National Provider Identifier: A National Provider Identifier (NPI) is a unique 10-digit identification number issued to health care providers in the United States by the Centers for Medicare and Medicaid Services (CMS) through the National Plan and Provider Enumeration System (NPPES).

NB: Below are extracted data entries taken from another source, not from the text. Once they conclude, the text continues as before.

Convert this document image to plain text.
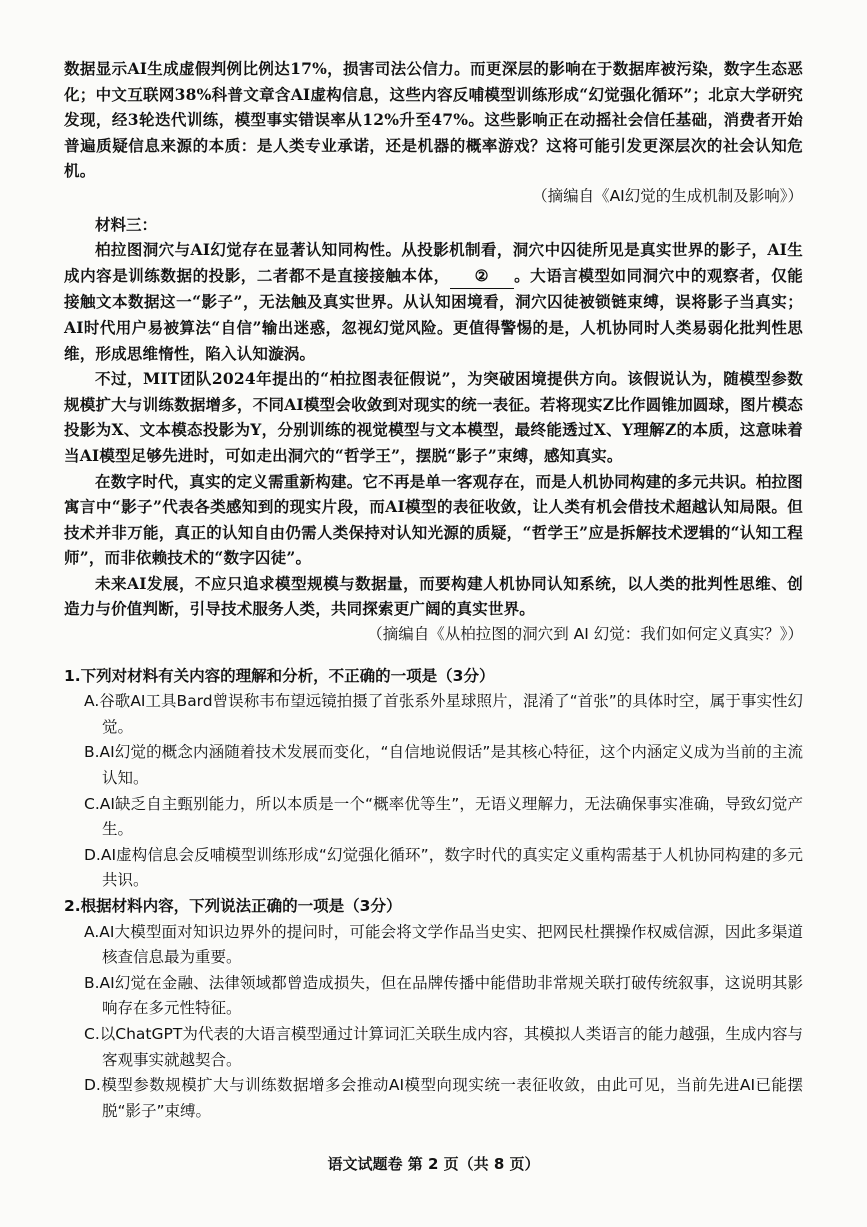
数据显示AI生成虚假判例比例达17%，损害司法公信力。而更深层的影响在于数据库被污染，数字生态恶化；中文互联网38%科普文章含AI虚构信息，这些内容反哺模型训练形成“幻觉强化循环”；北京大学研究发现，经3轮迭代训练，模型事实错误率从12%升至47%。这些影响正在动摇社会信任基础，消费者开始普遍质疑信息来源的本质：是人类专业承诺，还是机器的概率游戏？这将可能引发更深层次的社会认知危机。

（摘编自《AI幻觉的生成机制及影响》）

材料三：

柏拉图洞穴与AI幻觉存在显著认知同构性。从投影机制看，洞穴中囚徒所见是真实世界的影子，AI生成内容是训练数据的投影，二者都不是直接接触本体， ② 。大语言模型如同洞穴中的观察者，仅能接触文本数据这一“影子”，无法触及真实世界。从认知困境看，洞穴囚徒被锁链束缚，误将影子当真实；AI时代用户易被算法“自信”输出迷惑，忽视幻觉风险。更值得警惕的是，人机协同时人类易弱化批判性思维，形成思维惰性，陷入认知漩涡。

不过，MIT团队2024年提出的“柏拉图表征假说”，为突破困境提供方向。该假说认为，随模型参数规模扩大与训练数据增多，不同AI模型会收敛到对现实的统一表征。若将现实Z比作圆锥加圆球，图片模态投影为X、文本模态投影为Y，分别训练的视觉模型与文本模型，最终能透过X、Y理解Z的本质，这意味着当AI模型足够先进时，可如走出洞穴的“哲学王”，摆脱“影子”束缚，感知真实。

在数字时代，真实的定义需重新构建。它不再是单一客观存在，而是人机协同构建的多元共识。柏拉图寓言中“影子”代表各类感知到的现实片段，而AI模型的表征收敛，让人类有机会借技术超越认知局限。但技术并非万能，真正的认知自由仍需人类保持对认知光源的质疑，“哲学王”应是拆解技术逻辑的“认知工程师”，而非依赖技术的“数字囚徒”。

未来AI发展，不应只追求模型规模与数据量，而要构建人机协同认知系统，以人类的批判性思维、创造力与价值判断，引导技术服务人类，共同探索更广阔的真实世界。

（摘编自《从柏拉图的洞穴到 AI 幻觉：我们如何定义真实？》）

1.下列对材料有关内容的理解和分析，不正确的一项是（3分）

A.谷歌AI工具Bard曾误称韦布望远镜拍摄了首张系外星球照片，混淆了“首张”的具体时空，属于事实性幻觉。

B.AI幻觉的概念内涵随着技术发展而变化，“自信地说假话”是其核心特征，这个内涵定义成为当前的主流认知。

C.AI缺乏自主甄别能力，所以本质是一个“概率优等生”，无语义理解力，无法确保事实准确，导致幻觉产生。

D.AI虚构信息会反哺模型训练形成“幻觉强化循环”，数字时代的真实定义重构需基于人机协同构建的多元共识。

2.根据材料内容，下列说法正确的一项是（3分）

A.AI大模型面对知识边界外的提问时，可能会将文学作品当史实、把网民杜撰操作权威信源，因此多渠道核查信息最为重要。

B.AI幻觉在金融、法律领域都曾造成损失，但在品牌传播中能借助非常规关联打破传统叙事，这说明其影响存在多元性特征。

C.以ChatGPT为代表的大语言模型通过计算词汇关联生成内容，其模拟人类语言的能力越强，生成内容与客观事实就越契合。

D.模型参数规模扩大与训练数据增多会推动AI模型向现实统一表征收敛，由此可见，当前先进AI已能摆脱“影子”束缚。

语文试题卷 第 2 页（共 8 页）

All individual HIPAA–covered healthcare providers or organizations must obtain an NPI. Once assigned, a provider’s NPI is permanent and remains with the provider regardless of job or location changes.

# Must be 10 digits long
open_payments(year = 2021, npi = 12345691234)
#> Error in `open_payments()`:
#> ! An NPI must be 10 digits long.
#>  12345691234 contains 11 digits.

# Must be numeric
nppes(npi = "O12345678912")
#> Error in `nppes()`:
#> ! An NPI must be numeric.
#>  "O12345678912" contains non-numeric characters.

# Must pass Luhn check
pending(npi = 001234569123, type = "P")
#> Error in `pending()`:
#> ! "1234569123" is not a valid NPI.
#> → Did you mean "1234569121"?


Provider Associate-level Control ID: A Provider associate-level control ID (PAC ID) is a 10-digit unique numeric identifier that is assigned to each individual or organization in PECOS. The PAC ID links all entity-level information (e.g., tax identification numbers and organizational names) and may be associated with multiple enrollment IDs if the individual or organization enrolled multiple times under different circumstances.

# Must be 10 digits long
affiliations(pac = 0123456789)
#> Error in `affiliations()`:
#> ! A PAC ID must be 10 digits long.
#>  123456789 contains 9 digits.

# Must be numeric
hospitals(pac_org = "O12345678912")
#> Error in `hospitals()`:
#> ! A PAC ID must be numeric.
#>  "O12345678912" contains non-numeric characters.


Medicare Enrollment ID: An Enrollment ID is a 15-digit unique alphanumeric identifier that is assigned to each new provider enrollment application. All enrollment-level information (e.g., enrollment type, enrollment state, provider specialty and reassignment of benefits) is linked through the Enrollment ID.

# Must be a character vector
clinicians(enid = 0123456789123456)
#> Error in `clinicians()`:
#> ! An Enrollment ID must be a <character> vector.
#>  123456789123456 is a <numeric> vector.

# Must be 15 characters long
reassignments(enid = "I123456789123456")
#> Error in `reassignments()`:
#> ! An Enrollment ID must be 15 characters long.
#>  "I123456789123456" contains 16 characters.

# Must begin with a capital I (Individual) or O (Organization/Group)
providers(enid = "L12345678912345")
#> Error in `providers()`:
#> ! An Enrollment ID must begin with a capital `I` or `O`.
#>  "L12345678912345" begins with "L".

# Some functions require one of ID types
hospitals(enid_org = "I20180115000174")
#> Error in `hospitals()`:
#> ! An Organizational Enrollment ID must begin with a capital `O`.
#>  "I20180115000174" begins with "I".